‘Tis the Season for Appropriations: IHEP’s Federal Funding Priorities for FY24

Published Apr 05, 2023

Appropriations season is here! It’s the time of year when the President sends a budget proposal to Congress, and federal lawmakers begin considering what programs should receive enhanced resources and what programs should not. It’s also when college access and success advocates step up efforts to ensure the programs that improve college affordability and student outcomes get the support they need. Too often, college costs and other barriers prove too high a hurdle for many students, especially students from low-income backgrounds and students of color, but federal appropriations decisions can help bring down those hurdles.  

President Biden’s FY24 budget proposal included several much-needed increases in higher education funding. At the Institute for Higher Education Policy, we are encouraged by proposed increases to programs such as the Pell Grant and Postsecondary Student Success Grants (PSSG) that help improve affordability and smooth the pathway to completing a degree or credential.  

To help ensure critical student success programs get deepened supports, we rallied partner organizations and joined many of their efforts to amplify our shared funding priorities with lawmakers.  

For instance, we led a coalition of 26 organizations in sending a letter to Congressional appropriators urging them to maintain ED’s authority to set aside up to 0.5% of funds from certain Higher Education Act (HEA) programs for data analysis, data collection, and rigorous evaluations. The letter is signed by education associations, civil rights groups, and researchers who all agree that this important provision helps the agency build evidence of effective practices to support the continuous improvement of interventions designed to improve students’ postsecondary success. 

We also joined more than 100 organizations in calling on Congress to double the Pell Grant so more students have the opportunity to earn a college credential. The concept of doubling the Pell Grant is not new. Rather, it is a policy change for which we have long-advocated in our research papers such as The Most Important Door that Will Ever Open and the Postsecondary Value Commission’s culminating report. Pell Grants put postsecondary education closer within reach for more than seven million middle- and low-income families each year. Nearly 60 percent of Black students and almost half of Latinx and/or Hispanic students rely upon Pell Grants, yet today – 50 years after the program’s creation – these grants cover the lowest share of college costs since the program’s inception. This reduced purchasing power limits the grant’s promise and true potential.  

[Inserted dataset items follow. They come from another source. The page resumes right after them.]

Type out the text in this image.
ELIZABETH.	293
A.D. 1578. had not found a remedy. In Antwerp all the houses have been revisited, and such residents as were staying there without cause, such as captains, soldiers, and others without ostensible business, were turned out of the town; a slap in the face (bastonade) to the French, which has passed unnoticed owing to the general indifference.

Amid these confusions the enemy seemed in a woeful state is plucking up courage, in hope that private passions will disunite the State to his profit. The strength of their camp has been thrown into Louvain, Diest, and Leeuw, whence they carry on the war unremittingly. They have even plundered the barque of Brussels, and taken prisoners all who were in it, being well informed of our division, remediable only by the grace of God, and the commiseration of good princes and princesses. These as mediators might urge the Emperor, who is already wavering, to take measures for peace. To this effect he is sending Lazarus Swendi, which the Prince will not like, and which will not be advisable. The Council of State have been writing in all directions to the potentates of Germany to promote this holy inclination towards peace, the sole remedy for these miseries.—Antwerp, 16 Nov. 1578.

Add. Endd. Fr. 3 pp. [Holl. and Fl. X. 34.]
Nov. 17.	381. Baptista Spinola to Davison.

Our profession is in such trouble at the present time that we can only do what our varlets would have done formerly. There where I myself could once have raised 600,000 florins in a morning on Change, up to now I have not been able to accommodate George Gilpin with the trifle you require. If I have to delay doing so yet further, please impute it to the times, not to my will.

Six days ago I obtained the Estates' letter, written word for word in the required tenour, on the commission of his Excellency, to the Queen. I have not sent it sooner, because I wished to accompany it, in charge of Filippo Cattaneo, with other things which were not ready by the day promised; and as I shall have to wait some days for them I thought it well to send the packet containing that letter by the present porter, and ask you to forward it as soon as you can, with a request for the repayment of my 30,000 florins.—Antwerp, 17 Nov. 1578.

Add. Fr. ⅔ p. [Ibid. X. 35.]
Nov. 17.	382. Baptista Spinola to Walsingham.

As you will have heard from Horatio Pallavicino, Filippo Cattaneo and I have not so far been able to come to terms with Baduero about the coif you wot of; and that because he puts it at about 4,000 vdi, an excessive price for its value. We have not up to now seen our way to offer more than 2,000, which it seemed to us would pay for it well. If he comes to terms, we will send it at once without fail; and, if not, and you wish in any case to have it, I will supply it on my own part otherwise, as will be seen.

Another IHEP-researched strategy to boost college completion is providing targeted supports for students who have some college credits, but no degree. Postsecondary Student Success Grants (PSSG) help colleges deepen evidence-based practices that improve student retention and completion, including reengaging students who have paused their studies. We joined 21 fellow organizations in urging Congress to increase PSSG funding to at least $165 million so that more institutions can deepen their student persistence and completion efforts. We are encouraged that the first PSSG grantees include Historically Black Colleges and Universities (HBCUs), minority-serving institutions (MSIs), and community colleges.  

We’re firm believers that high-quality data can unveil systemic inequities and inform policy change. That’s why we also hope to see increased investments in data systems and collections such as the State Longitudinal Data Systems (SLDS) grant program and Workforce Data Quality Initiative (WDQI) grants. We joined 21 organization in calling on Congress to invest at least $100 million in SLDS to help modernize state data systems while protecting student privacy, to help researchers collect better-quality information on individual students’ postsecondary outcomes, and to disaggregate data by race/ethnicity and gender. We also urged Congress to bolster longitudinal data collection by integrating higher education and the workforce through a $40 million funding increase for WDQI grants. 

During this appropriations season, we urge federal policymakers to build on these proposed investments to advance college affordability, bolster college persistence and completion, and improve postsecondary data systems so more students have the opportunity to cross the college completion finish line. Helping more students earn quality postsecondary credentials can strengthen our workforce, forge stronger communities, and help more people secure their futures.